How Good News Happened
by UCLA IDEA
Week of Aug. 13-17, 2012
This week, University of California, Berkeley researchers reported that a $19.5 billion building project in Los Angeles Unified yielded significant academic gains at elementary schools, particularly for students who transferred from severely overcrowded campuses.
New Schools, Overcrowding Relief, and Achievement Gains in Los Angeles - Strong Returns from a $19.5 Billion Investment analyzed the effects of Los Angeles' ambitious building plan—131 new schools—funded by voter-approved local and state bonds. This building program provided new facilities to thousands of students and reduced overcrowding in existing schools.

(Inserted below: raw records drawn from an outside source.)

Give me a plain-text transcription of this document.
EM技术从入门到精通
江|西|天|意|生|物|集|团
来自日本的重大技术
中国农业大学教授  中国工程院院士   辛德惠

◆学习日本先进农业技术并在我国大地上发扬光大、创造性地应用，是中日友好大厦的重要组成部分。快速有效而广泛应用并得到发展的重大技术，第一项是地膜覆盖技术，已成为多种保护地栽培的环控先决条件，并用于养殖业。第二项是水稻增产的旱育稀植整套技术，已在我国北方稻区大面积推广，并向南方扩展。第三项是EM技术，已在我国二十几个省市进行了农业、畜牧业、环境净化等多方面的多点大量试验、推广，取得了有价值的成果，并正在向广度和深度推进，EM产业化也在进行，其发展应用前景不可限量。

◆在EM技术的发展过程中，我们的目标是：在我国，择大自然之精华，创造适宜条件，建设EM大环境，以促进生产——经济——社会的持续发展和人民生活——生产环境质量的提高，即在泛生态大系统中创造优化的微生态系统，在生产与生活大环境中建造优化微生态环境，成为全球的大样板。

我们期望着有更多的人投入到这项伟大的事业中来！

On average, elementary school students who moved to new schools made gains that were equal to up to 35 instructional days. For students who were relieved of extreme overcrowding situations, the gains were 65 days. Students who remained in the previously overcrowded schools also experienced modest gains (Daily News, EdSource Today, Education Week).
"It may be that the new-school effect stems from the fact that we had young kids packed like sardines in the classrooms, and overnight they moved to clean and tidy facilities staffed by younger, better-trained teachers," said Bruce Fuller, one of the authors (Daily News).
Indeed in the 1990s, schools across California, and particularly in Los Angeles, had reached unprecedented levels of overcrowding, often with conditions more often associated with slum housing. More than one-third of California students had class in a portable or trailer. What were once gyms, computer labs and libraries became classrooms. Schools developed multi-track years to accommodate the influx. In Los Angeles, 25,000 students were bused to other schools. Some spent more than two hours commuting (Just Schools).
These were some of the appalling conditions that led to Williams v. California, the path-breaking class-action lawsuit that alleged the state failed to provide millions of California students, primarily low income students and students of color, the bare essentials of an education, including safe and secure facilities. The suit also challenged a version of year-round education (“Concept 6”) that provided less instructional time to many of the same students. State officials initially dismissed these claims as unrelated to school quality. They denied that these conditions affected the ability of students to learn and teachers to teach.
But a broad, statewide coalition of community groups, advocacy groups and civil rights lawyers continued to draw attention to the problems of overcrowded classrooms, substandard facilities, and an unequal instructional time for students in Los Angeles. That effort led to the 2004 Williams settlement, which set aside $800 million for facility repairs (Themes) and a deadline for ending “Concept 6” schedules that could only be met through a massive school construction effort.
Responding to an advocacy campaign supported by many of the same groups and with expert assistance from the Advancement Project, voters in Los Angeles and statewide supported several ballot initiatives to fund new school facilities. The nearly $20 billion Los Angeles effort examined by PACE is the second-largest public works project in the nation.
The UC Berkeley study reports on the impact of new construction on student test scores, but the new school buildings have had a broader effect as well. By creating new and improved conditions for teaching and learning, the new schools promote teacher morale and dramatically decrease teacher turnover. Harder to capture in numbers is the sense of pride students and parents feel in seeing state of the art public institutions in their own communities. These positive civic lessons are a powerful legacy of public investment and the broad-based civic activism that led to it.